Denver’s New Freedom Park Selected as a “Frontline Park” by City Parks Alliance

December 20, 2013
Press release

New Freedom Park located in Denver, CO, has been named a “Frontline Park” by the national urban park advocacy organization City Parks Alliance.

Each month, City Parks Alliance recognizes a “Frontline Park” to promote and highlight inspiring examples of urban park excellence, innovation, and stewardship across the country. The program also seeks to highlight examples of the challenges facing our cities’ parks as a result of shrinking municipal budgets, land use pressures, and urban neighborhood decay.

“We selected New Freedom Park for recognition because it exemplifies the power of partnerships to create and maintain urban parks that build community and make our cities sustainable and vibrant,” said Catherine Nagel, Executive Director, City Parks Alliance. “We hope that, by shining the spotlight on this park, we can raise awareness about both the necessity and the promise of these kinds of partnerships to spur investment in our nation’s urban parks.”

The park, which will soon be known officially as New Freedom Park, was built on a two-acre vacant lot in an east Denver neighborhood that is home to hundreds of refugees from countries like Burundi, Somalia, Myanmar, Afghanistan, and Nepal, most of whom live in affordable housing communities adjacent to the site. Before the park was built, the weed and broken glass-strewn vacant lot on East 13th Avenue had become the site of a small community garden and a gathering place for residents. There was clearly a need and enthusiasm for the space to be developed into a larger garden and even a park, but the city did not have adequate resources for design and construction, so the city’s Department of Parks & Recreation approached the nonprofit organization The Trust for Public Land about taking on the project.

In 2010, The Trust for Public Land, along with local nonprofit and business partners, led a community design effort to gather comments from residents, holding a series of meetings to determine goals for the park. To overcome language and cultural barriers, pictures and visual aids were developed so that residents could easily communicate which elements they would like to see included in their park. The final design included a playground. Along with increased recreational opportunities, the new park boasts an expanded community garden helping address the need for fresh food.

The park officially opened in 2012, and today, every part of the park sees heavy use. In the garden, residents grow fruits and vegetables on 50 plots outfitted with a new irrigation system.

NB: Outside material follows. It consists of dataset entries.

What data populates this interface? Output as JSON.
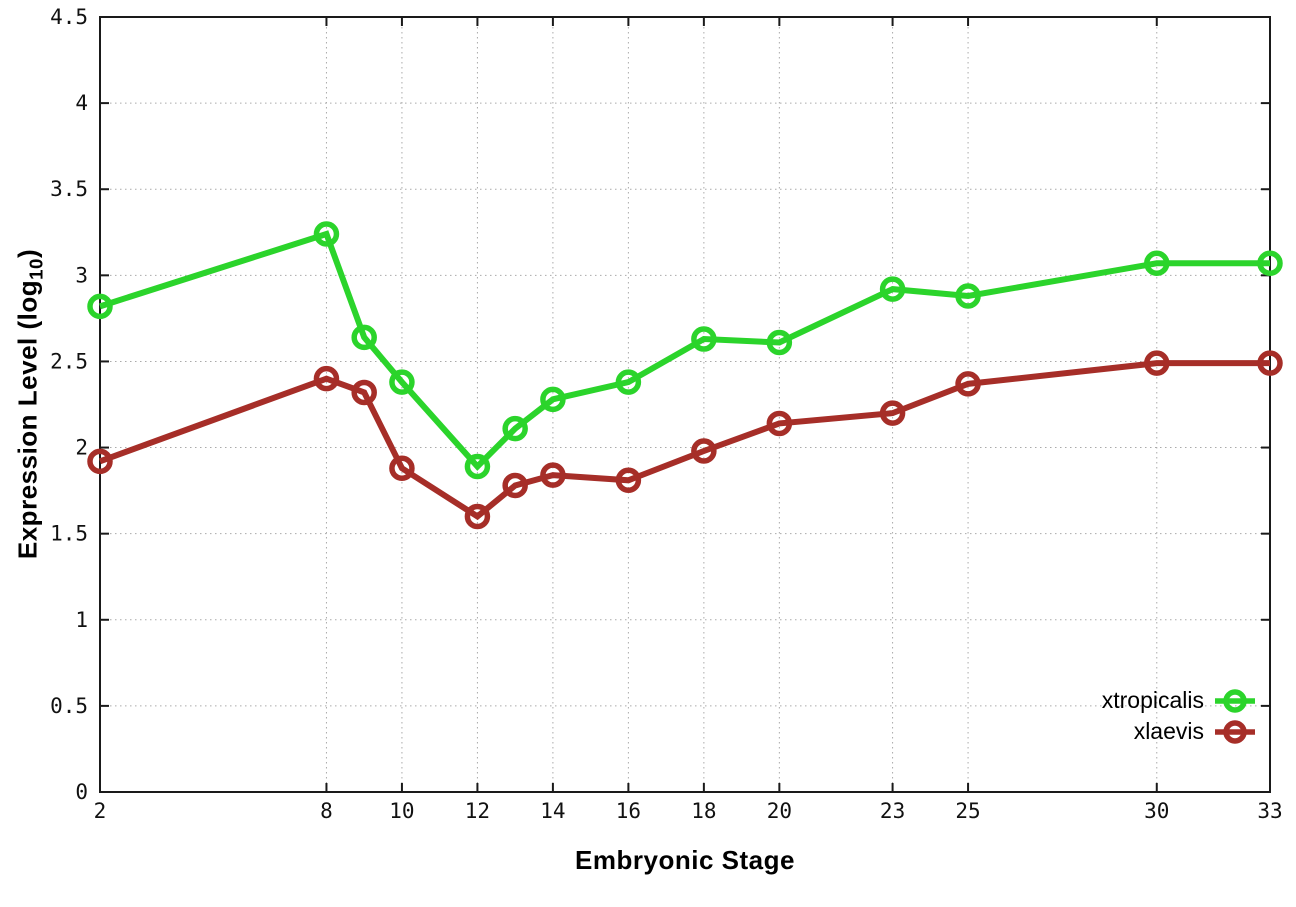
{
  "figure": {
    "xlabel": "Embryonic Stage",
    "ylabel_prefix": "Expression Level (log",
    "ylabel_sub": "10",
    "ylabel_suffix": ")"
  },
  "chart_data": {
    "type": "line",
    "title": "",
    "xlabel": "Embryonic Stage",
    "ylabel": "Expression Level (log10)",
    "xlim": [
      2,
      33
    ],
    "ylim": [
      0,
      4.5
    ],
    "x_ticks": [
      2,
      8,
      10,
      12,
      14,
      16,
      18,
      20,
      23,
      25,
      30,
      33
    ],
    "y_ticks": [
      0,
      0.5,
      1,
      1.5,
      2,
      2.5,
      3,
      3.5,
      4,
      4.5
    ],
    "grid": true,
    "legend_position": "bottom-right",
    "marker": "open-circle",
    "x": [
      2,
      8,
      9,
      10,
      12,
      13,
      14,
      16,
      18,
      20,
      23,
      25,
      30,
      33
    ],
    "series": [
      {
        "name": "xtropicalis",
        "color": "#2bd42b",
        "values": [
          2.82,
          3.24,
          2.64,
          2.38,
          1.89,
          2.11,
          2.28,
          2.38,
          2.63,
          2.61,
          2.92,
          2.88,
          3.07,
          3.07
        ]
      },
      {
        "name": "xlaevis",
        "color": "#a62e28",
        "values": [
          1.92,
          2.4,
          2.32,
          1.88,
          1.6,
          1.78,
          1.84,
          1.81,
          1.98,
          2.14,
          2.2,
          2.37,
          2.49,
          2.49
        ]
      }
    ]
  },
  "colors": {
    "grid": "#aaaaaa",
    "axis": "#1a1a1a",
    "text": "#000000",
    "background": "#ffffff"
  }
}
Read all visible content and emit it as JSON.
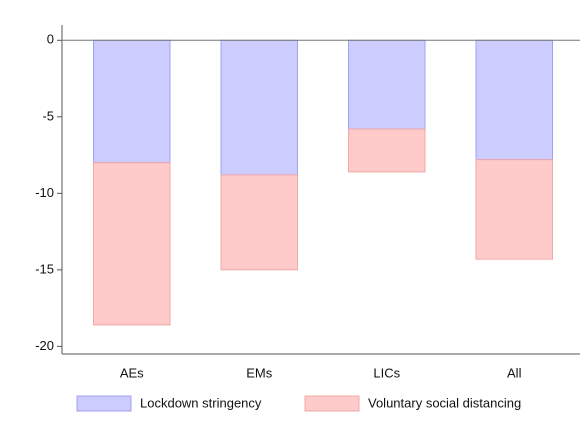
{
  "chart_data": {
    "type": "stacked-bar",
    "categories": [
      "AEs",
      "EMs",
      "LICs",
      "All"
    ],
    "series": [
      {
        "name": "Lockdown stringency",
        "color": "#ccccff",
        "values": [
          -8.0,
          -8.8,
          -5.8,
          -7.8
        ]
      },
      {
        "name": "Voluntary social distancing",
        "color": "#ffcaca",
        "values": [
          -10.6,
          -6.2,
          -2.8,
          -6.5
        ]
      }
    ],
    "ylim": [
      -20.5,
      1
    ],
    "yticks": [
      -20,
      -15,
      -10,
      -5,
      0
    ],
    "legend": "bottom"
  }
}
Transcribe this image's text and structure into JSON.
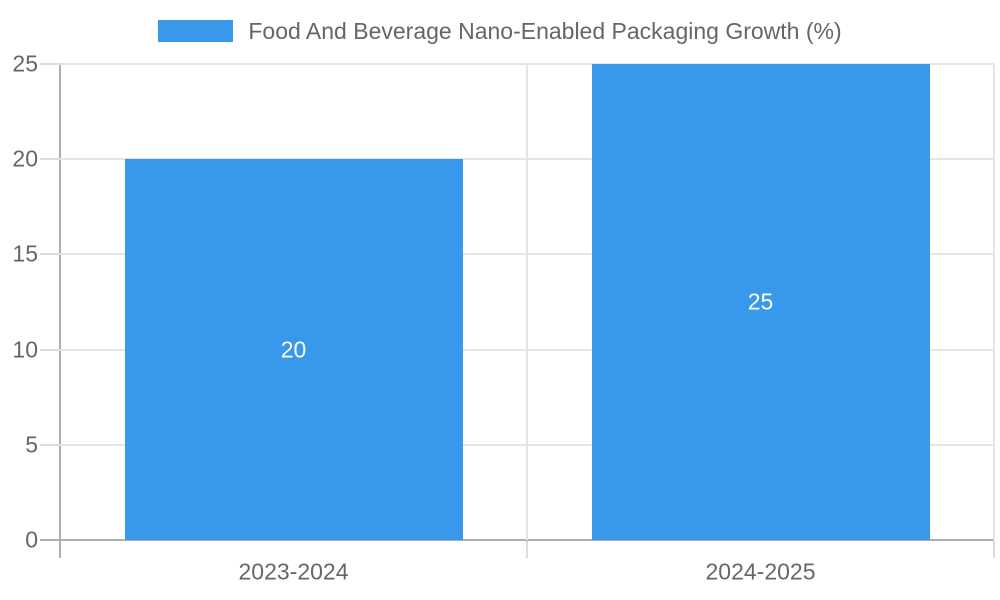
{
  "chart_data": {
    "type": "bar",
    "title": "Food And Beverage Nano-Enabled Packaging Growth (%)",
    "categories": [
      "2023-2024",
      "2024-2025"
    ],
    "values": [
      20,
      25
    ],
    "bar_value_labels": [
      "20",
      "25"
    ],
    "xlabel": "",
    "ylabel": "",
    "ylim": [
      0,
      25
    ],
    "yticks": [
      0,
      5,
      10,
      15,
      20,
      25
    ],
    "grid": true,
    "legend_position": "top",
    "colors": {
      "bar": "#3899ec",
      "axis": "#aeaeae",
      "gridline": "#e5e5e5",
      "tick": "#dcdcdc",
      "text": "#666666",
      "bar_label": "#ffffff",
      "background": "#ffffff"
    }
  }
}
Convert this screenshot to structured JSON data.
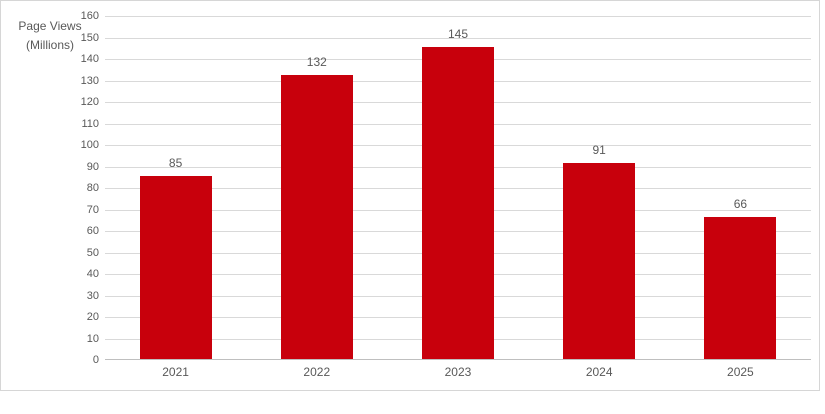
{
  "chart_data": {
    "type": "bar",
    "title": "",
    "ylabel": "Page Views (Millions)",
    "ylabel_lines": [
      "Page Views",
      "(Millions)"
    ],
    "xlabel": "",
    "categories": [
      "2021",
      "2022",
      "2023",
      "2024",
      "2025"
    ],
    "series": [
      {
        "name": "Page Views (Millions)",
        "values": [
          85,
          132,
          145,
          91,
          66
        ]
      }
    ],
    "data_labels": [
      "85",
      "132",
      "145",
      "91",
      "66"
    ],
    "ylim": [
      0,
      160
    ],
    "ytick_step": 10,
    "grid": true,
    "legend": "none",
    "colors": {
      "bar": "#c8000c",
      "gridline": "#d9d9d9",
      "axis_line": "#bfbfbf",
      "text": "#595959",
      "frame_border": "#d6d6d6",
      "background": "#ffffff"
    }
  }
}
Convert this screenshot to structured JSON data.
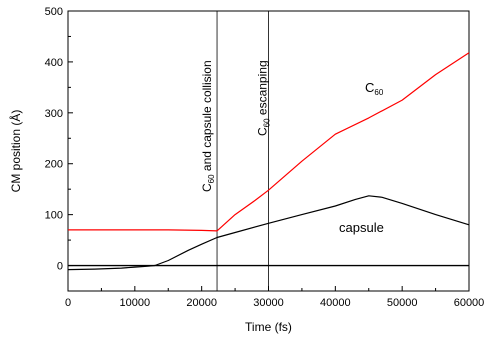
{
  "chart_data": {
    "type": "line",
    "title": "",
    "xlabel": "Time (fs)",
    "ylabel": "CM position (Å)",
    "xlim": [
      0,
      60000
    ],
    "ylim": [
      -50,
      500
    ],
    "xticks": [
      0,
      10000,
      20000,
      30000,
      40000,
      50000,
      60000
    ],
    "yticks": [
      0,
      100,
      200,
      300,
      400,
      500
    ],
    "tick_labels_x": [
      "0",
      "10000",
      "20000",
      "30000",
      "40000",
      "50000",
      "60000"
    ],
    "tick_labels_y": [
      "0",
      "100",
      "200",
      "300",
      "400",
      "500"
    ],
    "grid": false,
    "series": [
      {
        "name": "C60",
        "label_main": "C",
        "label_sub": "60",
        "color": "#ff0000",
        "x": [
          0,
          5000,
          10000,
          15000,
          20000,
          22300,
          25000,
          28000,
          30000,
          35000,
          40000,
          45000,
          50000,
          55000,
          60000
        ],
        "y": [
          70,
          70,
          70,
          70,
          69,
          68,
          100,
          128,
          148,
          205,
          258,
          290,
          325,
          375,
          418
        ]
      },
      {
        "name": "capsule",
        "label_main": "capsule",
        "color": "#000000",
        "x": [
          0,
          4000,
          8000,
          10000,
          12000,
          13000,
          15000,
          18000,
          20000,
          22300,
          25000,
          30000,
          35000,
          40000,
          43000,
          45000,
          47000,
          50000,
          55000,
          60000
        ],
        "y": [
          -8,
          -7,
          -5,
          -3,
          -1,
          0,
          10,
          30,
          42,
          55,
          65,
          83,
          100,
          117,
          130,
          137,
          134,
          122,
          100,
          80
        ]
      }
    ],
    "reference_lines": [
      {
        "axis": "y",
        "value": 0
      },
      {
        "axis": "x",
        "value": 22300
      },
      {
        "axis": "x",
        "value": 30000
      }
    ],
    "annotations": [
      {
        "id": "collision",
        "main": "C",
        "sub": "60",
        "rest": " and capsule collision"
      },
      {
        "id": "escaping",
        "main": "C",
        "sub": "60",
        "rest": " escanping"
      }
    ]
  }
}
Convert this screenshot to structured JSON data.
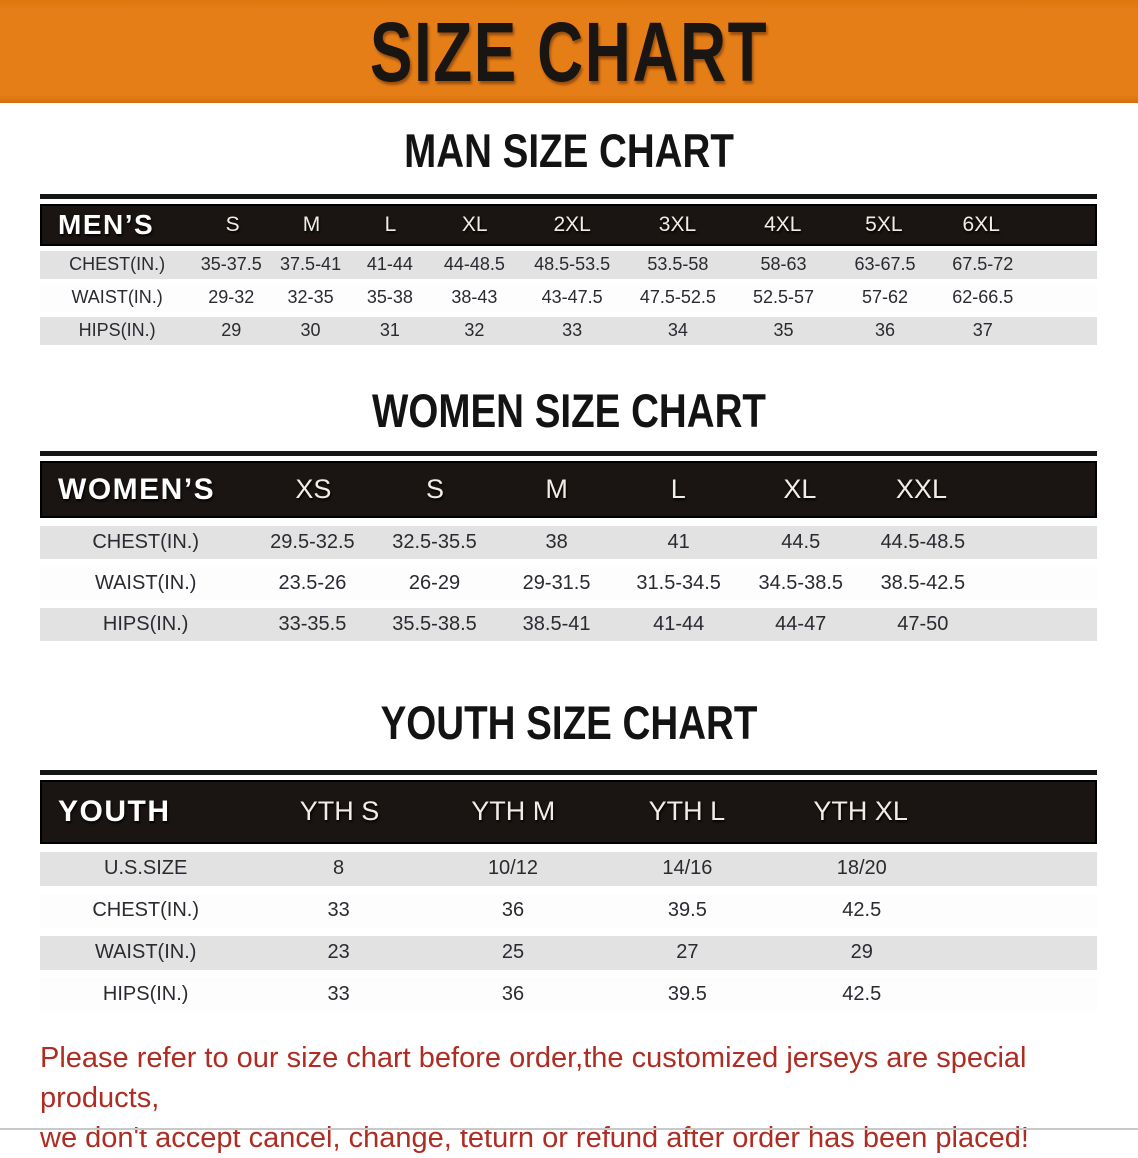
{
  "banner": {
    "title": "SIZE CHART"
  },
  "colors": {
    "banner_bg": "#e67e17",
    "table_header_bg": "#1a1512",
    "row_alt_bg": "#e2e2e2",
    "disclaimer_text": "#af2c22"
  },
  "sections": [
    {
      "heading": "MAN SIZE CHART",
      "table": {
        "header": [
          "MEN’S",
          "S",
          "M",
          "L",
          "XL",
          "2XL",
          "3XL",
          "4XL",
          "5XL",
          "6XL"
        ],
        "rows": [
          [
            "CHEST(IN.)",
            "35-37.5",
            "37.5-41",
            "41-44",
            "44-48.5",
            "48.5-53.5",
            "53.5-58",
            "58-63",
            "63-67.5",
            "67.5-72"
          ],
          [
            "WAIST(IN.)",
            "29-32",
            "32-35",
            "35-38",
            "38-43",
            "43-47.5",
            "47.5-52.5",
            "52.5-57",
            "57-62",
            "62-66.5"
          ],
          [
            "HIPS(IN.)",
            "29",
            "30",
            "31",
            "32",
            "33",
            "34",
            "35",
            "36",
            "37"
          ]
        ]
      }
    },
    {
      "heading": "WOMEN SIZE CHART",
      "table": {
        "header": [
          "WOMEN’S",
          "XS",
          "S",
          "M",
          "L",
          "XL",
          "XXL"
        ],
        "rows": [
          [
            "CHEST(IN.)",
            "29.5-32.5",
            "32.5-35.5",
            "38",
            "41",
            "44.5",
            "44.5-48.5"
          ],
          [
            "WAIST(IN.)",
            "23.5-26",
            "26-29",
            "29-31.5",
            "31.5-34.5",
            "34.5-38.5",
            "38.5-42.5"
          ],
          [
            "HIPS(IN.)",
            "33-35.5",
            "35.5-38.5",
            "38.5-41",
            "41-44",
            "44-47",
            "47-50"
          ]
        ]
      }
    },
    {
      "heading": "YOUTH SIZE CHART",
      "table": {
        "header": [
          "YOUTH",
          "YTH S",
          "YTH M",
          "YTH L",
          "YTH XL"
        ],
        "rows": [
          [
            "U.S.SIZE",
            "8",
            "10/12",
            "14/16",
            "18/20"
          ],
          [
            "CHEST(IN.)",
            "33",
            "36",
            "39.5",
            "42.5"
          ],
          [
            "WAIST(IN.)",
            "23",
            "25",
            "27",
            "29"
          ],
          [
            "HIPS(IN.)",
            "33",
            "36",
            "39.5",
            "42.5"
          ]
        ]
      }
    }
  ],
  "disclaimer": {
    "line1": "Please refer to our size chart before order,the customized jerseys are special products,",
    "line2": "we don't accept cancel, change, teturn or refund after order has been placed!"
  }
}
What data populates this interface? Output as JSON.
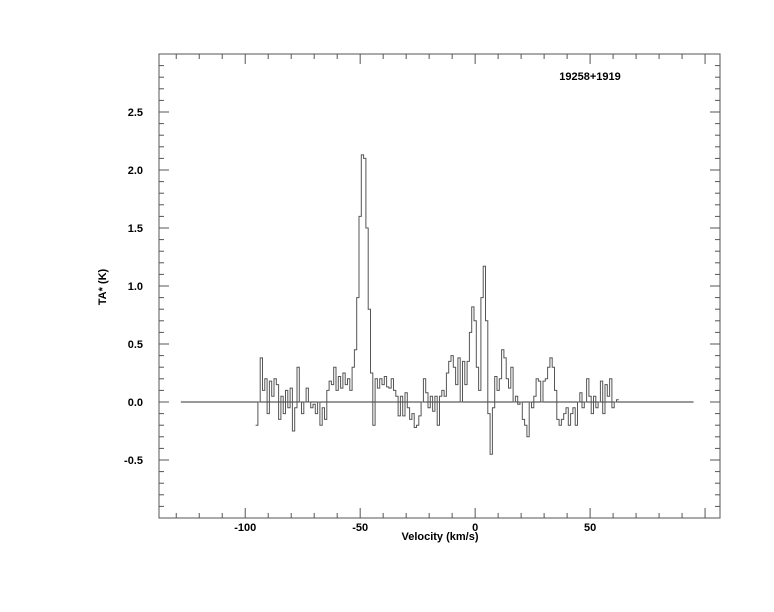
{
  "chart_data": {
    "type": "line",
    "style": "histogram-step",
    "title": "19258+1919",
    "xlabel": "Velocity (km/s)",
    "ylabel": "TA* (K)",
    "xlim": [
      -137.5,
      106.5
    ],
    "ylim": [
      -1.0,
      3.0
    ],
    "x_ticks": [
      -100,
      -50,
      0,
      50
    ],
    "x_tick_labels": [
      "-100",
      "-50",
      "0",
      "50"
    ],
    "y_ticks": [
      -0.5,
      0.0,
      0.5,
      1.0,
      1.5,
      2.0,
      2.5
    ],
    "y_tick_labels": [
      "-0.5",
      "0.0",
      "0.5",
      "1.0",
      "1.5",
      "2.0",
      "2.5"
    ],
    "grid": false,
    "legend": "none",
    "baseline": {
      "y": 0.0,
      "x_range": [
        -128,
        95
      ]
    },
    "line_color": "#555555",
    "x_start": -95,
    "x_step": 1,
    "values": [
      -0.2,
      0.0,
      0.38,
      0.1,
      0.2,
      -0.1,
      0.18,
      0.05,
      0.2,
      0.15,
      -0.15,
      0.05,
      -0.1,
      0.1,
      -0.05,
      0.12,
      -0.25,
      -0.05,
      0.3,
      0.0,
      -0.1,
      0.0,
      0.12,
      0.0,
      -0.05,
      -0.02,
      -0.1,
      0.0,
      -0.2,
      -0.05,
      -0.15,
      0.1,
      0.18,
      0.15,
      0.3,
      0.1,
      0.22,
      0.12,
      0.25,
      0.15,
      0.2,
      0.1,
      0.3,
      0.45,
      0.9,
      1.6,
      2.13,
      2.1,
      1.5,
      0.8,
      0.25,
      -0.2,
      0.2,
      0.12,
      0.2,
      0.15,
      0.22,
      0.13,
      0.12,
      0.2,
      0.1,
      0.05,
      -0.12,
      0.05,
      -0.12,
      0.08,
      -0.05,
      -0.15,
      -0.1,
      -0.22,
      -0.2,
      -0.12,
      0.0,
      0.2,
      0.08,
      -0.05,
      0.05,
      -0.08,
      0.05,
      -0.2,
      0.05,
      0.1,
      0.05,
      0.25,
      0.35,
      0.4,
      0.3,
      0.15,
      0.38,
      0.0,
      0.35,
      0.15,
      0.35,
      0.6,
      0.82,
      0.7,
      0.3,
      0.1,
      0.9,
      1.17,
      0.7,
      -0.1,
      -0.45,
      -0.05,
      0.22,
      0.1,
      0.2,
      0.45,
      0.38,
      0.2,
      0.12,
      0.3,
      0.0,
      0.05,
      -0.02,
      0.0,
      -0.15,
      -0.2,
      -0.3,
      0.0,
      -0.05,
      0.05,
      0.2,
      0.18,
      0.0,
      0.18,
      0.2,
      0.3,
      0.38,
      0.3,
      0.1,
      -0.15,
      -0.2,
      -0.15,
      -0.1,
      -0.05,
      -0.2,
      -0.1,
      -0.05,
      -0.2,
      0.0,
      0.08,
      -0.05,
      0.0,
      0.2,
      0.05,
      -0.1,
      0.05,
      -0.05,
      0.0,
      0.18,
      -0.1,
      0.15,
      0.05,
      0.2,
      -0.05,
      0.0,
      0.02
    ]
  }
}
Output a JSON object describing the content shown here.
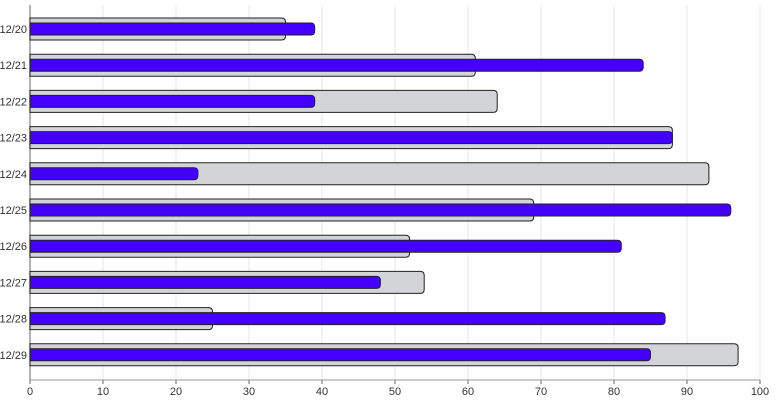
{
  "chart_data": {
    "type": "bar",
    "orientation": "horizontal",
    "categories": [
      "12/20",
      "12/21",
      "12/22",
      "12/23",
      "12/24",
      "12/25",
      "12/26",
      "12/27",
      "12/28",
      "12/29"
    ],
    "series": [
      {
        "values": [
          35,
          61,
          64,
          88,
          93,
          69,
          52,
          54,
          25,
          97
        ],
        "color": "#d3d4d8"
      },
      {
        "values": [
          39,
          84,
          39,
          88,
          23,
          96,
          81,
          48,
          87,
          85
        ],
        "color": "#4400ff"
      }
    ],
    "xlim": [
      0,
      100
    ],
    "xticks": [
      "0",
      "10",
      "20",
      "30",
      "40",
      "50",
      "60",
      "70",
      "80",
      "90",
      "100"
    ],
    "grid": true,
    "title": "",
    "xlabel": "",
    "ylabel": ""
  }
}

After the school buses drop off students in the afternoon, the soccer field and playground buzz with activity, while other members of the community chat and relax on a ring of benches under the shade of a cottonwood tree.

"We see New Freedom Park as the first of a generation of new and improved local parks designed to meet the needs of today's Coloradans," says Tim Wohlgenant, Colorado State Director at The Trust for Public Land. "The power of genuine collaboration with the community to create a park that people really love and regularly use is evident in New Freedom Park. It really is a park for the 21st Century."

“We are proud of the collaborative spirit of those who joined together to create a much needed open space for this very unique community in Denver,” said Lauri Dannemiller, Manager of Denver Parks and Recreation. “New Freedom Park exemplifies the passion for parks shared by all Denver’s citizens.”

New Freedom Park is being featured on CPA’s website, www.cityparksalliance.org, during the month of December. The “Frontline Parks” program is made possible with generous support from DuMor, Inc. and PlayCore.